Antibiotic resistance of micro organisms is an emerging global health care problem, driven by the spread of micro organisms and resistance genes and fuelled by the very use of antibiotics. Data on prevalence and incidence of  resistant micro organisms are abundant. But how to base sound conclusions, e.g. concerning the effectiveness of  various potential control measures, on these data ? Traditional multivariate risk factor analyses neglect that  cross-transmission creates dependence among individuals (or, in a different jargon, leads to nonlinearity at the  population level). Hence they may miss the main point. Our group focuses on a mechanistic description of pathogen transmission within and between patients in a hospital.

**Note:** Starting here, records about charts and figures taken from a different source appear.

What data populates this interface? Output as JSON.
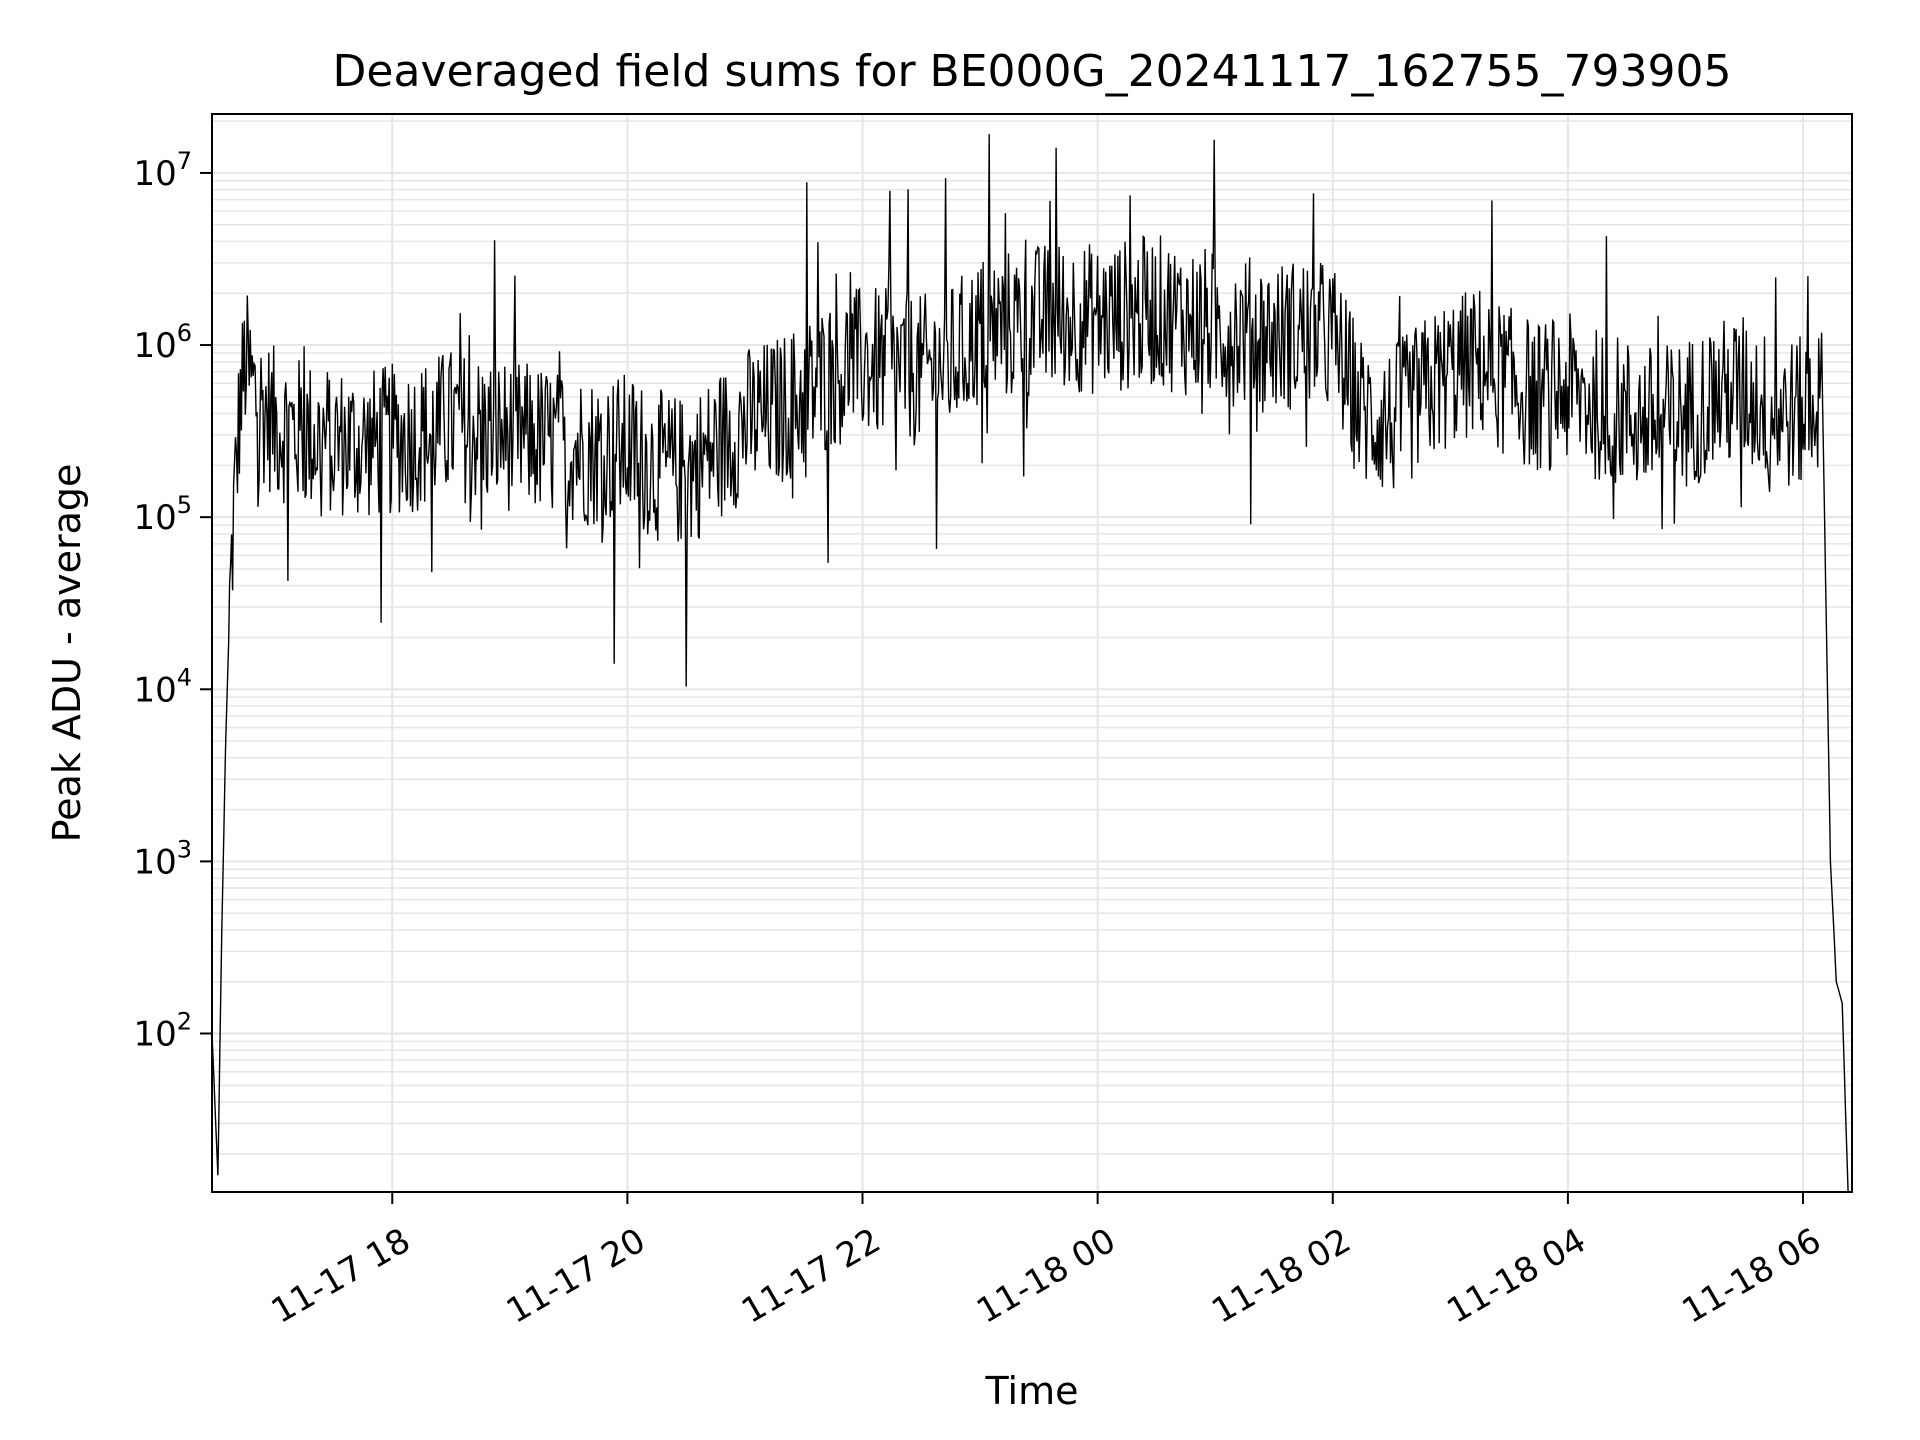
{
  "chart_data": {
    "type": "line",
    "title": "Deaveraged field sums for BE000G_20241117_162755_793905",
    "xlabel": "Time",
    "ylabel": "Peak ADU - average",
    "yscale": "log",
    "ylim": [
      12,
      22000000
    ],
    "xlim": [
      "2024-11-17 16:28",
      "2024-11-18 06:25"
    ],
    "grid": true,
    "line_color": "#000000",
    "grid_color": "#e6e6e6",
    "x_ticks": [
      {
        "value": "2024-11-17 18:00",
        "label": "11-17 18"
      },
      {
        "value": "2024-11-17 20:00",
        "label": "11-17 20"
      },
      {
        "value": "2024-11-17 22:00",
        "label": "11-17 22"
      },
      {
        "value": "2024-11-18 00:00",
        "label": "11-18 00"
      },
      {
        "value": "2024-11-18 02:00",
        "label": "11-18 02"
      },
      {
        "value": "2024-11-18 04:00",
        "label": "11-18 04"
      },
      {
        "value": "2024-11-18 06:00",
        "label": "11-18 06"
      }
    ],
    "y_ticks": [
      {
        "value": 100,
        "base": "10",
        "exp": "2"
      },
      {
        "value": 1000,
        "base": "10",
        "exp": "3"
      },
      {
        "value": 10000,
        "base": "10",
        "exp": "4"
      },
      {
        "value": 100000,
        "base": "10",
        "exp": "5"
      },
      {
        "value": 1000000,
        "base": "10",
        "exp": "6"
      },
      {
        "value": 10000000,
        "base": "10",
        "exp": "7"
      }
    ],
    "series": [
      {
        "x": [
          "2024-11-17 16:28",
          "2024-11-17 16:31",
          "2024-11-17 16:33",
          "2024-11-17 16:35",
          "2024-11-17 16:37",
          "2024-11-17 16:39",
          "2024-11-17 16:42",
          "2024-11-17 16:45",
          "2024-11-17 16:50",
          "2024-11-17 17:00",
          "2024-11-17 17:15",
          "2024-11-17 17:30",
          "2024-11-17 17:45",
          "2024-11-17 18:00",
          "2024-11-17 18:15",
          "2024-11-17 18:30",
          "2024-11-17 18:45",
          "2024-11-17 19:00",
          "2024-11-17 19:15",
          "2024-11-17 19:30",
          "2024-11-17 19:45",
          "2024-11-17 20:00",
          "2024-11-17 20:15",
          "2024-11-17 20:30",
          "2024-11-17 20:45",
          "2024-11-17 21:00",
          "2024-11-17 21:15",
          "2024-11-17 21:30",
          "2024-11-17 21:45",
          "2024-11-17 22:00",
          "2024-11-17 22:15",
          "2024-11-17 22:30",
          "2024-11-17 22:45",
          "2024-11-17 23:00",
          "2024-11-17 23:15",
          "2024-11-17 23:30",
          "2024-11-17 23:45",
          "2024-11-18 00:00",
          "2024-11-18 00:15",
          "2024-11-18 00:30",
          "2024-11-18 00:45",
          "2024-11-18 01:00",
          "2024-11-18 01:15",
          "2024-11-18 01:30",
          "2024-11-18 01:45",
          "2024-11-18 02:00",
          "2024-11-18 02:15",
          "2024-11-18 02:30",
          "2024-11-18 02:45",
          "2024-11-18 03:00",
          "2024-11-18 03:15",
          "2024-11-18 03:30",
          "2024-11-18 03:45",
          "2024-11-18 04:00",
          "2024-11-18 04:15",
          "2024-11-18 04:30",
          "2024-11-18 04:45",
          "2024-11-18 05:00",
          "2024-11-18 05:15",
          "2024-11-18 05:30",
          "2024-11-18 05:45",
          "2024-11-18 06:00",
          "2024-11-18 06:05",
          "2024-11-18 06:10",
          "2024-11-18 06:14",
          "2024-11-18 06:17",
          "2024-11-18 06:20",
          "2024-11-18 06:23"
        ],
        "y": [
          100,
          15,
          400,
          5000,
          30000,
          100000,
          400000,
          800000,
          500000,
          350000,
          300000,
          280000,
          260000,
          280000,
          300000,
          350000,
          320000,
          300000,
          280000,
          260000,
          240000,
          250000,
          200000,
          180000,
          250000,
          350000,
          400000,
          500000,
          700000,
          800000,
          750000,
          700000,
          800000,
          1200000,
          1300000,
          1400000,
          1500000,
          1400000,
          1500000,
          1600000,
          1400000,
          1300000,
          1200000,
          1100000,
          1200000,
          1100000,
          400000,
          350000,
          500000,
          700000,
          800000,
          600000,
          500000,
          550000,
          450000,
          400000,
          350000,
          400000,
          500000,
          550000,
          400000,
          400000,
          500000,
          450000,
          1000,
          200,
          150,
          12
        ]
      }
    ]
  }
}
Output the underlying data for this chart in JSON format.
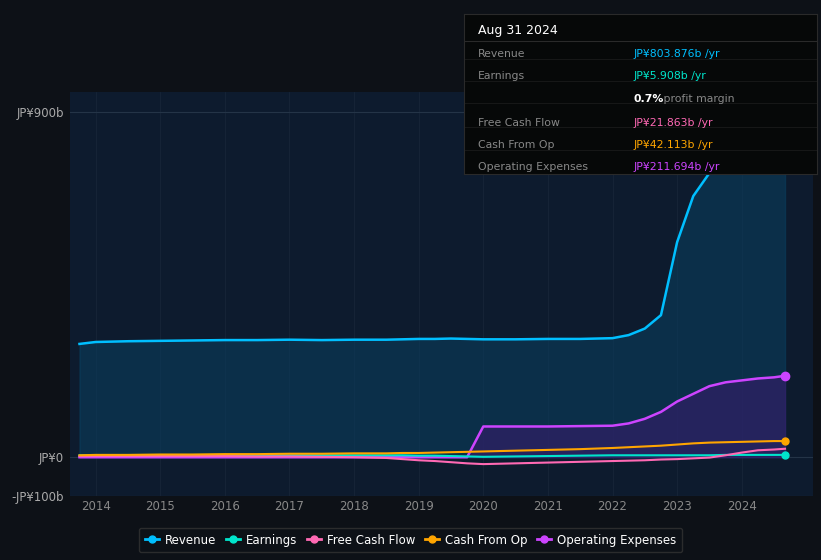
{
  "bg_color": "#0d1117",
  "plot_bg_color": "#0d1b2e",
  "grid_color": "#243447",
  "years": [
    2013.75,
    2014.0,
    2014.5,
    2015.0,
    2015.5,
    2016.0,
    2016.5,
    2017.0,
    2017.5,
    2018.0,
    2018.5,
    2018.75,
    2019.0,
    2019.25,
    2019.5,
    2019.75,
    2020.0,
    2020.5,
    2021.0,
    2021.5,
    2022.0,
    2022.25,
    2022.5,
    2022.75,
    2023.0,
    2023.25,
    2023.5,
    2023.75,
    2024.0,
    2024.25,
    2024.5,
    2024.67
  ],
  "revenue": [
    295,
    300,
    302,
    303,
    304,
    305,
    305,
    306,
    305,
    306,
    306,
    307,
    308,
    308,
    309,
    308,
    307,
    307,
    308,
    308,
    310,
    318,
    335,
    370,
    560,
    680,
    740,
    760,
    775,
    785,
    800,
    804
  ],
  "earnings": [
    5,
    5,
    5,
    5,
    5,
    5,
    5,
    5,
    5,
    5,
    5,
    5,
    4,
    4,
    3,
    2,
    1,
    2,
    3,
    4,
    5,
    5,
    5,
    5,
    5,
    5,
    5,
    6,
    6,
    6,
    6,
    6
  ],
  "free_cash_flow": [
    3,
    3,
    3,
    3,
    3,
    3,
    2,
    2,
    1,
    0,
    -2,
    -5,
    -8,
    -10,
    -13,
    -16,
    -18,
    -16,
    -14,
    -12,
    -10,
    -9,
    -8,
    -6,
    -5,
    -3,
    -1,
    5,
    12,
    18,
    20,
    22
  ],
  "cash_from_op": [
    5,
    6,
    6,
    7,
    7,
    8,
    8,
    9,
    9,
    10,
    10,
    11,
    11,
    12,
    13,
    14,
    15,
    17,
    19,
    21,
    24,
    26,
    28,
    30,
    33,
    36,
    38,
    39,
    40,
    41,
    42,
    42
  ],
  "operating_exp": [
    0,
    0,
    0,
    0,
    0,
    0,
    0,
    0,
    0,
    0,
    0,
    0,
    0,
    0,
    0,
    0,
    80,
    80,
    80,
    81,
    82,
    88,
    100,
    118,
    145,
    165,
    185,
    195,
    200,
    205,
    208,
    212
  ],
  "revenue_color": "#00bfff",
  "earnings_color": "#00e5cc",
  "free_cash_color": "#ff69b4",
  "cash_op_color": "#ffa500",
  "op_exp_color": "#cc44ff",
  "ylim_min": -100,
  "ylim_max": 950,
  "xlim_min": 2013.6,
  "xlim_max": 2025.1,
  "xticks": [
    2014,
    2015,
    2016,
    2017,
    2018,
    2019,
    2020,
    2021,
    2022,
    2023,
    2024
  ],
  "ytick_vals": [
    -100,
    0,
    900
  ],
  "ytick_labels": [
    "-JP¥100b",
    "JP¥0",
    "JP¥900b"
  ],
  "legend_labels": [
    "Revenue",
    "Earnings",
    "Free Cash Flow",
    "Cash From Op",
    "Operating Expenses"
  ],
  "legend_colors": [
    "#00bfff",
    "#00e5cc",
    "#ff69b4",
    "#ffa500",
    "#cc44ff"
  ],
  "info_date": "Aug 31 2024",
  "info_rows": [
    {
      "label": "Revenue",
      "value": "JP¥803.876b /yr",
      "color": "#00bfff"
    },
    {
      "label": "Earnings",
      "value": "JP¥5.908b /yr",
      "color": "#00e5cc"
    },
    {
      "label": "",
      "value": "0.7% profit margin",
      "color": "#ffffff"
    },
    {
      "label": "Free Cash Flow",
      "value": "JP¥21.863b /yr",
      "color": "#ff69b4"
    },
    {
      "label": "Cash From Op",
      "value": "JP¥42.113b /yr",
      "color": "#ffa500"
    },
    {
      "label": "Operating Expenses",
      "value": "JP¥211.694b /yr",
      "color": "#cc44ff"
    }
  ]
}
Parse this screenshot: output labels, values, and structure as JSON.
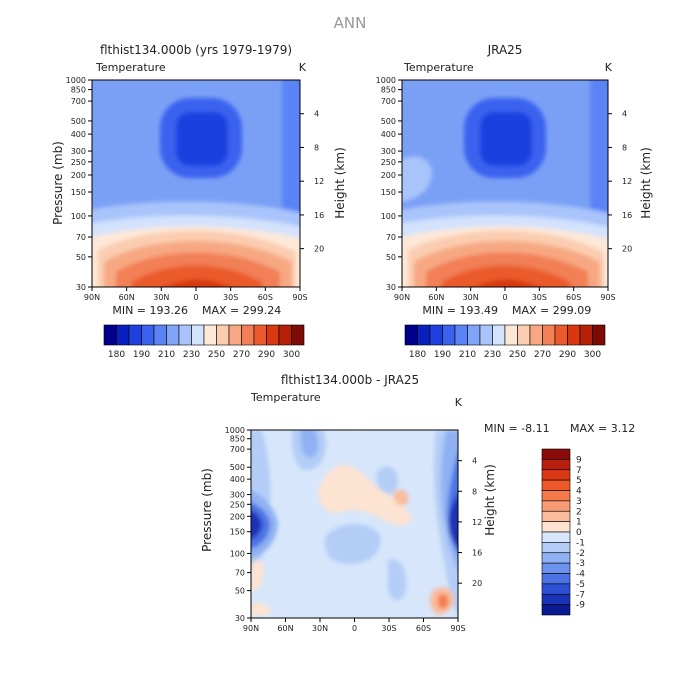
{
  "page_title": "ANN",
  "chart_data": [
    {
      "type": "heatmap",
      "title": "flthist134.000b (yrs 1979-1979)",
      "variable": "Temperature",
      "units": "K",
      "xlabel": "",
      "ylabel": "Pressure (mb)",
      "ylabel_right": "Height (km)",
      "x_ticks": [
        "90N",
        "60N",
        "30N",
        "0",
        "30S",
        "60S",
        "90S"
      ],
      "y_ticks": [
        30,
        50,
        70,
        100,
        150,
        200,
        250,
        300,
        400,
        500,
        700,
        850,
        1000
      ],
      "y_ticks_right": [
        20,
        16,
        12,
        8,
        4
      ],
      "ylim": [
        1000,
        30
      ],
      "min_label": "MIN = 193.26",
      "max_label": "MAX = 299.24",
      "min": 193.26,
      "max": 299.24,
      "colorbar_labels": [
        "180",
        "190",
        "210",
        "230",
        "250",
        "270",
        "290",
        "300"
      ],
      "colorbar_colors": [
        "#00008b",
        "#0a1fc0",
        "#1e40e0",
        "#3a62ef",
        "#5a84f5",
        "#80a4f8",
        "#a9c4fb",
        "#d3e2fd",
        "#fde8d8",
        "#fbcdb0",
        "#f7a883",
        "#f27f55",
        "#ea5a2c",
        "#d8380f",
        "#b52008",
        "#7d0a05"
      ]
    },
    {
      "type": "heatmap",
      "title": "JRA25",
      "variable": "Temperature",
      "units": "K",
      "xlabel": "",
      "ylabel": "",
      "ylabel_right": "Height (km)",
      "x_ticks": [
        "90N",
        "60N",
        "30N",
        "0",
        "30S",
        "60S",
        "90S"
      ],
      "y_ticks": [
        30,
        50,
        70,
        100,
        150,
        200,
        250,
        300,
        400,
        500,
        700,
        850,
        1000
      ],
      "y_ticks_right": [
        20,
        16,
        12,
        8,
        4
      ],
      "ylim": [
        1000,
        30
      ],
      "min_label": "MIN = 193.49",
      "max_label": "MAX = 299.09",
      "min": 193.49,
      "max": 299.09,
      "colorbar_labels": [
        "180",
        "190",
        "210",
        "230",
        "250",
        "270",
        "290",
        "300"
      ],
      "colorbar_colors": [
        "#00008b",
        "#0a1fc0",
        "#1e40e0",
        "#3a62ef",
        "#5a84f5",
        "#80a4f8",
        "#a9c4fb",
        "#d3e2fd",
        "#fde8d8",
        "#fbcdb0",
        "#f7a883",
        "#f27f55",
        "#ea5a2c",
        "#d8380f",
        "#b52008",
        "#7d0a05"
      ]
    },
    {
      "type": "heatmap",
      "title": "flthist134.000b - JRA25",
      "variable": "Temperature",
      "units": "K",
      "xlabel": "",
      "ylabel": "Pressure (mb)",
      "ylabel_right": "Height (km)",
      "x_ticks": [
        "90N",
        "60N",
        "30N",
        "0",
        "30S",
        "60S",
        "90S"
      ],
      "y_ticks": [
        30,
        50,
        70,
        100,
        150,
        200,
        250,
        300,
        400,
        500,
        700,
        850,
        1000
      ],
      "y_ticks_right": [
        20,
        16,
        12,
        8,
        4
      ],
      "ylim": [
        1000,
        30
      ],
      "min_label": "MIN = -8.11",
      "max_label": "MAX = 3.12",
      "min": -8.11,
      "max": 3.12,
      "colorbar_labels": [
        "9",
        "7",
        "5",
        "4",
        "3",
        "2",
        "1",
        "0",
        "-1",
        "-2",
        "-3",
        "-4",
        "-5",
        "-7",
        "-9"
      ],
      "colorbar_colors": [
        "#8b0a0a",
        "#b81e0e",
        "#d93a15",
        "#ef5a2a",
        "#f57a4b",
        "#f79b74",
        "#fabc9d",
        "#fde3d1",
        "#d7e6fb",
        "#b3cdf7",
        "#8fb1f3",
        "#6b93ee",
        "#4b73e4",
        "#2c51d4",
        "#1a33b8",
        "#0a1a92"
      ]
    }
  ]
}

Our aim is to determine from the available data the relative importance of the various routes leading to detectable colonisation. The quantification of transmission routes is a prerequisite for the quantification of the effects of control measures. Our work centers around three tenets: 
  • given the low number of patients in hospital settings, the model should be formulated as a Markov chain; 
  • hosts should be subdivided in ”compartments”, each of which can either be colonised or ”free”;
  • probabilistic consideration of unobservable events (transmission) should not thwart the deterministic bookkeeping of known facts (such as admission, discharge and the outcome of tests).

    We plan to develop, along these lines, a flexible methodology, taking ongoing clinical studies as guiding principal, challenge and test case, all in one.